Deputy. Alter ego of the Chief of Staff is his deputy, who acts as adjutant between the Chief and the rest of the staff and bosses the show when the Chief is away. In the past 14 months, he has made six circuits of the continental U. S., side trips (mostly by air) to Hawaii, Panama, Venezuela, Puerto Rico, and his deputy, balding 60-year-old Brigadier General William Bryden, has had plenty to do. Crack Artilleryman Bryden commanded artillery brigades in 1917-18, is the only member of the staff who was a general officer in World War I. When George Marshall called him he was C. O. of the 13th Field Artillery Brigade.
The Chief.
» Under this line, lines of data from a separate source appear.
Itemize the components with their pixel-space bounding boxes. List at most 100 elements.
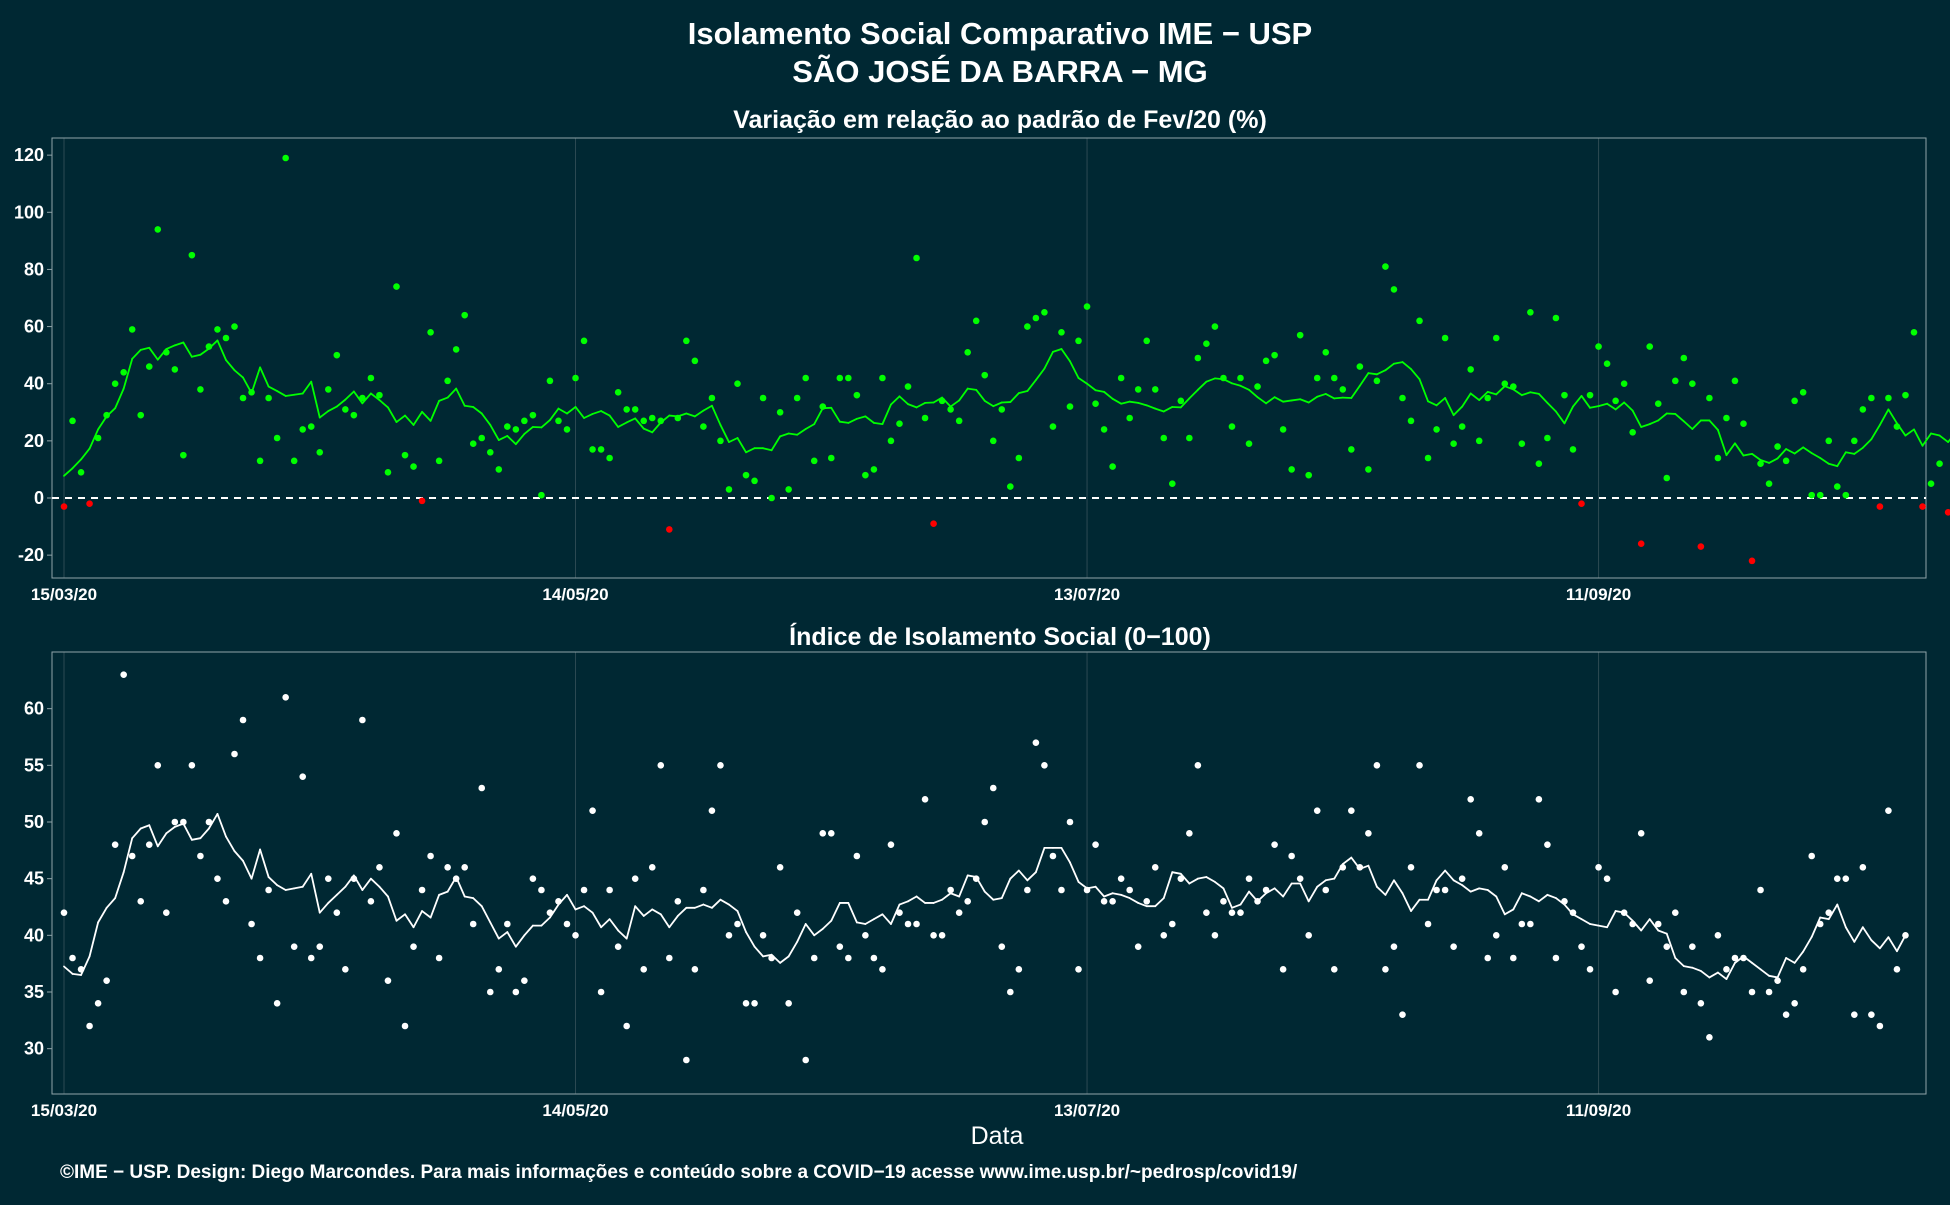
data-point <box>794 395 801 402</box>
data-point <box>478 785 485 792</box>
data-point <box>316 943 323 950</box>
data-point <box>1553 955 1560 962</box>
data-point <box>1297 875 1304 882</box>
data-point <box>1033 739 1040 746</box>
data-point <box>1126 415 1133 422</box>
data-point <box>1084 887 1091 894</box>
data-point <box>1476 438 1483 445</box>
data-point <box>1374 378 1381 385</box>
data-point <box>828 455 835 462</box>
data-point <box>1544 841 1551 848</box>
data-point <box>854 392 861 399</box>
data-point <box>1894 423 1901 430</box>
data-point <box>1655 400 1662 407</box>
data-point <box>1135 386 1142 393</box>
data-point <box>530 412 537 419</box>
data-point <box>1766 480 1773 487</box>
data-point <box>342 406 349 413</box>
trend-line-segment <box>465 406 474 407</box>
data-point <box>351 875 358 882</box>
data-point <box>1877 503 1884 510</box>
trend-line-segment <box>874 423 883 424</box>
data-point <box>1399 395 1406 402</box>
data-point <box>1604 360 1611 367</box>
data-point <box>1425 455 1432 462</box>
data-point <box>1663 943 1670 950</box>
data-point <box>1817 492 1824 499</box>
data-point <box>1067 819 1074 826</box>
data-point <box>240 717 247 724</box>
data-point <box>1450 440 1457 447</box>
data-point <box>1331 966 1338 973</box>
data-point <box>1467 366 1474 373</box>
data-point <box>1570 909 1577 916</box>
data-point <box>342 966 349 973</box>
data-point <box>163 349 170 356</box>
data-point <box>410 943 417 950</box>
data-point <box>180 452 187 459</box>
data-point <box>1604 875 1611 882</box>
data-point <box>393 830 400 837</box>
data-point <box>1152 386 1159 393</box>
data-point <box>956 418 963 425</box>
data-point <box>1842 492 1849 499</box>
data-point <box>760 932 767 939</box>
data-point <box>1075 338 1082 345</box>
data-point <box>888 438 895 445</box>
trend-line-segment <box>968 389 977 390</box>
data-point <box>1757 460 1764 467</box>
data-point <box>657 418 664 425</box>
data-point <box>1698 543 1705 550</box>
data-point <box>478 435 485 442</box>
data-point <box>137 412 144 419</box>
data-point <box>854 853 861 860</box>
data-point <box>521 977 528 984</box>
data-point <box>385 469 392 476</box>
data-point <box>581 887 588 894</box>
data-point <box>1160 932 1167 939</box>
data-point <box>1041 762 1048 769</box>
data-point <box>1340 386 1347 393</box>
data-point <box>675 415 682 422</box>
data-point <box>231 323 238 330</box>
x-tick-label: 15/03/20 <box>31 585 97 604</box>
data-point <box>1629 921 1636 928</box>
y-tick-label: 40 <box>24 374 44 394</box>
data-point <box>1928 480 1935 487</box>
data-point <box>146 363 153 370</box>
data-point <box>743 1000 750 1007</box>
data-point <box>862 472 869 479</box>
y-tick-label: 80 <box>24 259 44 279</box>
data-point <box>1024 887 1031 894</box>
data-point <box>1510 955 1517 962</box>
data-point <box>1672 909 1679 916</box>
data-point <box>811 458 818 465</box>
data-point <box>1749 989 1756 996</box>
data-point <box>495 966 502 973</box>
data-point <box>760 395 767 402</box>
data-point <box>1254 898 1261 905</box>
y-tick-label: 40 <box>24 925 44 945</box>
data-point <box>334 909 341 916</box>
panel1-title: Variação em relação ao padrão de Fev/20 … <box>733 106 1267 134</box>
data-point <box>1706 395 1713 402</box>
y-tick-label: 45 <box>24 869 44 889</box>
data-point <box>649 415 656 422</box>
data-point <box>86 500 93 507</box>
data-point <box>1655 921 1662 928</box>
data-point <box>1314 375 1321 382</box>
data-point <box>521 418 528 425</box>
data-point <box>1868 1011 1875 1018</box>
data-point <box>1723 966 1730 973</box>
data-point <box>862 932 869 939</box>
data-point <box>1297 332 1304 339</box>
data-point <box>845 375 852 382</box>
data-point <box>1817 921 1824 928</box>
x-tick-label: 13/07/20 <box>1054 1101 1120 1120</box>
data-point <box>1868 395 1875 402</box>
data-point <box>538 492 545 499</box>
data-point <box>359 395 366 402</box>
data-point <box>1143 898 1150 905</box>
data-point <box>172 366 179 373</box>
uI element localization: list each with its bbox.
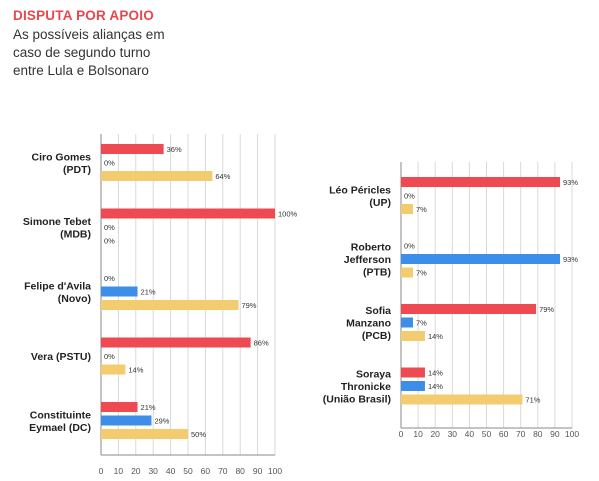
chart1-data-label: 0% xyxy=(104,237,115,246)
chart2-data-label: 79% xyxy=(539,305,554,314)
chart1-x-tick-label: 50 xyxy=(183,466,193,476)
chart2-bar xyxy=(401,177,561,187)
chart1-category-label: (PDT) xyxy=(63,164,91,176)
chart1-bar xyxy=(101,429,188,439)
chart2-x-tick-label: 70 xyxy=(516,429,526,439)
chart2-data-label: 0% xyxy=(404,192,415,201)
chart1-data-label: 0% xyxy=(104,159,115,168)
chart1-category-label: Simone Tebet xyxy=(23,216,92,228)
chart2-category-label: Sofia xyxy=(365,305,391,317)
chart2-category-label: (PTB) xyxy=(363,267,391,279)
chart2-data-label: 93% xyxy=(563,178,578,187)
chart1-bar xyxy=(101,144,164,154)
chart2-category-label: (UP) xyxy=(369,197,391,209)
chart2-category-label: Roberto xyxy=(351,242,391,254)
chart1-x-tick-label: 40 xyxy=(166,466,176,476)
chart2-bar xyxy=(401,267,413,278)
chart2-data-label: 7% xyxy=(416,319,427,328)
chart1-bar xyxy=(101,171,213,181)
chart2-data-label: 14% xyxy=(428,332,443,341)
chart2-category-label: Soraya xyxy=(356,369,391,381)
chart2-category-label: Jefferson xyxy=(344,254,391,266)
chart2-category-label: (União Brasil) xyxy=(323,394,391,406)
chart2-x-tick-label: 100 xyxy=(565,429,579,439)
chart1-data-label: 29% xyxy=(154,417,169,426)
chart2-x-tick-label: 80 xyxy=(533,429,543,439)
chart1-data-label: 64% xyxy=(215,172,230,181)
chart-heading: DISPUTA POR APOIO As possíveis alianças … xyxy=(13,8,173,80)
chart2-x-tick-label: 90 xyxy=(550,429,560,439)
chart2-bar xyxy=(401,317,413,328)
chart1-data-label: 21% xyxy=(141,403,156,412)
chart1-bar xyxy=(101,415,152,426)
chart1-category-label: Constituinte xyxy=(30,409,91,421)
chart1-category-label: Felipe d'Avila xyxy=(24,280,91,292)
chart1-x-tick-label: 60 xyxy=(201,466,211,476)
chart2-category-label: (PCB) xyxy=(362,330,391,342)
chart2-bar xyxy=(401,304,537,314)
chart2-x-tick-label: 60 xyxy=(499,429,509,439)
chart-title: DISPUTA POR APOIO xyxy=(13,8,154,23)
chart1-category-label: (Novo) xyxy=(58,293,91,305)
chart2-bar xyxy=(401,381,425,391)
chart2-bar xyxy=(401,367,425,378)
chart1-x-tick-label: 100 xyxy=(268,466,282,476)
chart2-data-label: 14% xyxy=(428,369,443,378)
chart1-x-tick-label: 30 xyxy=(148,466,158,476)
chart1-x-tick-label: 90 xyxy=(253,466,263,476)
chart2-category-label: Manzano xyxy=(346,318,391,330)
chart1-x-tick-label: 70 xyxy=(218,466,228,476)
chart2-bar xyxy=(401,331,425,341)
chart1-bar xyxy=(101,337,251,348)
chart2-data-label: 7% xyxy=(416,205,427,214)
chart1-data-label: 0% xyxy=(104,352,115,361)
chart1-bar xyxy=(101,208,275,219)
chart-subtitle: As possíveis alianças em caso de segundo… xyxy=(13,27,165,78)
chart1-bar xyxy=(101,402,138,412)
chart2-x-tick-label: 0 xyxy=(399,429,404,439)
chart1-x-tick-label: 10 xyxy=(114,466,124,476)
chart2-data-label: 0% xyxy=(404,242,415,251)
chart2-bar xyxy=(401,204,413,214)
chart1-data-label: 0% xyxy=(104,223,115,232)
chart2-data-label: 7% xyxy=(416,269,427,278)
chart1-data-label: 86% xyxy=(254,339,269,348)
chart1-category-label: Ciro Gomes xyxy=(31,151,91,163)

Most military men think the U. S. is very lucky in the man who happened to boss its Army A.D. 1940. A stern disciplinarian but no martinet, the Army's Chief of Staff has been a soldier's soldier since the day he left V. M. I. a senior cadet captain and all-Southern tackle. Honor graduate of the old Infantry-Cavalry School in 1907, he showed his administrative stuff as a student in the Staff School, stayed on at Leavenworth as an instructor for three years. General Bell, mightily impressed at the ease with which young Marshall tossed off astute, clearly written orders to cover tactical situations in maneuvers, called him the greatest U. S. military genius since Stonewall Jackson. Modest George Marshall has been trying to forget this heavy praise ever since. But General Bell was not alone in his high opinion. Able, erratic, spectacular General Johnson Hagood once wrote, on a Marshall efficiency report: "This officer [then a lieutenant] is well qualified to command a division with the rank of major general, in time of war, and I would like very much to serve under his command." "Black Jack" Pershing, asked who was the best soldier in the Army, replied, "Colonel Marshall, of course."